|A cluster of physiological, behavioural, and cognitive phenomena in which the use of opioid takes on a much higher priority for a given individual than other behaviours that once had greater value. A central descriptive characteristic of the dependence syndrome is the desire (often strong, sometimes overpowering) to take opioid (which may or may not have been medically prescribed).
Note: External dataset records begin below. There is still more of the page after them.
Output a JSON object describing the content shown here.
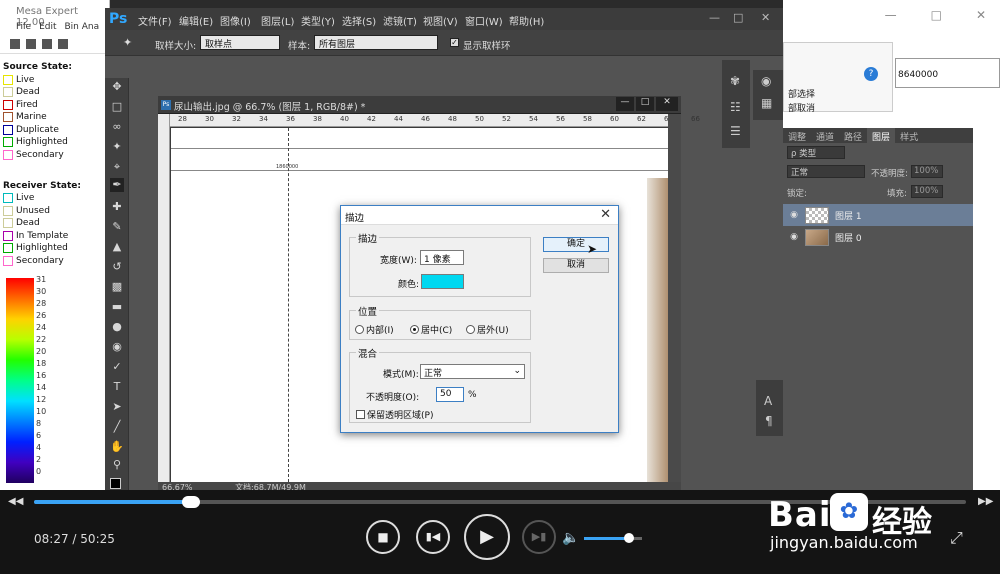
{
  "mesa": {
    "title": "Mesa Expert 12.00",
    "menu": [
      "File",
      "Edit",
      "Bin Ana"
    ],
    "source_state_title": "Source State:",
    "source_states": [
      {
        "label": "Live",
        "color": "#e6e600"
      },
      {
        "label": "Dead",
        "color": "#cccc99"
      },
      {
        "label": "Fired",
        "color": "#cc0000"
      },
      {
        "label": "Marine",
        "color": "#a0522d"
      },
      {
        "label": "Duplicate",
        "color": "#000099"
      },
      {
        "label": "Highlighted",
        "color": "#00aa00"
      },
      {
        "label": "Secondary",
        "color": "#ff66cc"
      }
    ],
    "receiver_state_title": "Receiver State:",
    "receiver_states": [
      {
        "label": "Live",
        "color": "#00bbbb"
      },
      {
        "label": "Unused",
        "color": "#cccc99"
      },
      {
        "label": "Dead",
        "color": "#cccc99"
      },
      {
        "label": "In Template",
        "color": "#aa00aa"
      },
      {
        "label": "Highlighted",
        "color": "#00aa00"
      },
      {
        "label": "Secondary",
        "color": "#ff66cc"
      }
    ],
    "scale_values": [
      "31",
      "30",
      "28",
      "26",
      "24",
      "22",
      "20",
      "18",
      "16",
      "14",
      "12",
      "10",
      "8",
      "6",
      "4",
      "2",
      "0"
    ]
  },
  "right_window": {
    "line1": "部选择",
    "line2": "部取消",
    "value": "8640000"
  },
  "ps": {
    "logo": "Ps",
    "menus": [
      "文件(F)",
      "编辑(E)",
      "图像(I)",
      "图层(L)",
      "类型(Y)",
      "选择(S)",
      "滤镜(T)",
      "视图(V)",
      "窗口(W)",
      "帮助(H)"
    ],
    "options": {
      "sample_size_label": "取样大小:",
      "sample_size_value": "取样点",
      "sample_label": "样本:",
      "sample_value": "所有图层",
      "show_ring_label": "显示取样环"
    },
    "doc": {
      "tab_title": "尿山输出.jpg @ 66.7% (图层 1, RGB/8#) *",
      "ruler_marks": [
        "28",
        "30",
        "32",
        "34",
        "36",
        "38",
        "40",
        "42",
        "44",
        "46",
        "48",
        "50",
        "52",
        "54",
        "56",
        "58",
        "60",
        "62",
        "64",
        "66"
      ],
      "canvas_label": "1860000",
      "zoom": "66.67%",
      "doc_size": "文档:68.7M/49.9M"
    },
    "panel": {
      "tabs": [
        "调整",
        "通道",
        "路径",
        "图层",
        "样式"
      ],
      "active_tab": "图层",
      "filter_kind": "ρ 类型",
      "blend_mode": "正常",
      "opacity_label": "不透明度:",
      "opacity_value": "100%",
      "lock_label": "锁定:",
      "fill_label": "填充:",
      "fill_value": "100%",
      "layers": [
        {
          "name": "图层 1",
          "selected": true
        },
        {
          "name": "图层 0",
          "selected": false
        }
      ]
    }
  },
  "dialog": {
    "title": "描边",
    "stroke_group": "描边",
    "width_label": "宽度(W):",
    "width_value": "1 像素",
    "color_label": "颜色:",
    "stroke_color": "#00d8f0",
    "position_group": "位置",
    "positions": [
      "内部(I)",
      "居中(C)",
      "居外(U)"
    ],
    "selected_position": "居中(C)",
    "blend_group": "混合",
    "mode_label": "模式(M):",
    "mode_value": "正常",
    "opacity_label": "不透明度(O):",
    "opacity_value": "50",
    "opacity_unit": "%",
    "preserve_label": "保留透明区域(P)",
    "ok": "确定",
    "cancel": "取消"
  },
  "player": {
    "current_time": "08:27",
    "separator": "/",
    "total_time": "50:25",
    "progress": 0.168,
    "volume": 0.78,
    "accent": "#3aa3f5"
  },
  "watermark": {
    "brand": "Bai",
    "brand_cn": "经验",
    "url": "jingyan.baidu.com"
  }
}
There may be evidence that return to substance use after a period of abstinence leads to a more rapid reappearance of other features of the syndrome than occurs with nondependent individuals.|
A definite diagnosis of dependence should usually be made only if three or more of the following have been experienced or exhibited at some time during the previous year:
(a) a strong desire or sense of compulsion to take opioid;
(b) difficulties in controlling opioid-taking behaviour in terms of its onset, termination, or levels of use;
(c) a physiological withdrawal state when opioid use has ceased or been reduced, as evidenced by: the characteristic withdrawal syndrome for opioid; or use of the same (or a closely related) substance with the intention of relieving or avoiding withdrawal symptoms;
(d) evidence of tolerance, such that increased doses of opioid are required in order to achieve effects originally produced by lower doses (clear examples of this are found in opiate-dependent individuals who may take daily doses sufficient to incapacitate or kill nontolerant users);
(e) progressive neglect of alternative pleasures or interests because of opioid use, increased amount of time necessary to obtain or take the substance or to recover from its effects;
(f) persisting with opioid use despite clear evidence of overtly harmful consequences, such as depressive mood states consequent to periods of heavy substance use, or drug-related impairment of cognitive functioning; efforts should be made to determine that the user was actually, or could be expected to be, aware of the nature and extent of the harm.
Narrowing of the personal repertoire of patterns of opioid use has also been described as a characteristic feature.
It is an essential characteristic of the dependence syndrome that either opioid taking or a desire to take opioid should be present; the subjective awareness of compulsion to use drugs is most commonly seen during attempts to stop or control substance use. This diagnostic requirement would exclude, for instance, surgical patients given opioid drugs for the relief of pain, who may show signs of an opioid withdrawal state when drugs are not given but who have no desire to continue taking drugs.